The settlement exists on paper in ways that it no longer exists in bricks and mortar: the Tasmanian Archives hold plans for a Bagdag courthouse and police watch house, but there is no evidence now that they were ever built. In survey maps from the mid-1800s the Bagdad Rivulet was lined with small farms of between 40 and 80 acres established under the closer settlement act, and surveys from 1921 show that soldier settlement blocks were offered in the area after the First World War.
The incongruous names of the area have a romantic origin: Quaker missionary James Backhouse wrote in his 1843 book A Narrative of a Visit to the Australian Colonies that he had stayed with Hugh Germain and his wife in their ‘neat cottage’ while in Tasmania.
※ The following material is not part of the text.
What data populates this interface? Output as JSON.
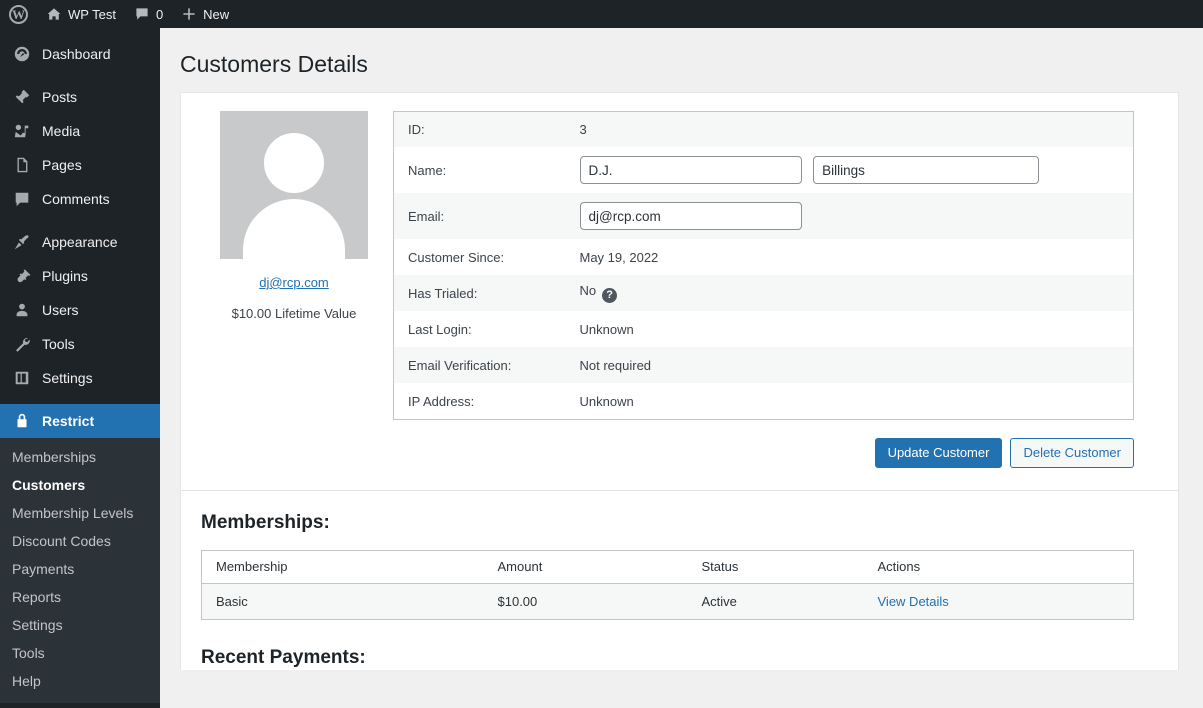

Germain had arrived in Van Diemen’s Land as a Royal Marine and had been a kangaroo and emu hunter, before being discharged with a land grant and taking up farming. As a marine, Germain had ‘penetrated into several parts of the colony’ and had named ‘Jericho, Bagdad, Abyssinia &c. Only one of the party could read; and his only books were a Bible, and the Arabian Nights’ Entertainment; out of which books the places were successively named’ (212-213).
What are we to make of this set of cartographic references? The Tasmanian settlements were named by men who lived imperial lives, moving with regiments around the British Empire. Bagdad is surrounded by English names - Oatlands, Kempton, Pontville, Richmond and Brighton - and also by those such as Mangalore, reminders of the many places from which Royal Marines travelled to Van Diemen's Land.
If Germain's story (as recounted by Backhouse) is true, that the Arabian Nights was the inspiration for the naming of Bagdad, then the settlement's name reminds us of the enormous popularity and longevity of Scheherazade's tales as literature. Indeed, even if the story is apocryphal, the importance of Arabian Nights and the Bible as staples of colonial reading is undeniable. Bagdad was the home of Sinbad, one of the most popular characters of the Arabian Nights. His many voyages might have been especially resonant for soldiers whose lives were also spent on the seas, travelling to far-off and strange places filled with extraordinary animals and bizarre flowers.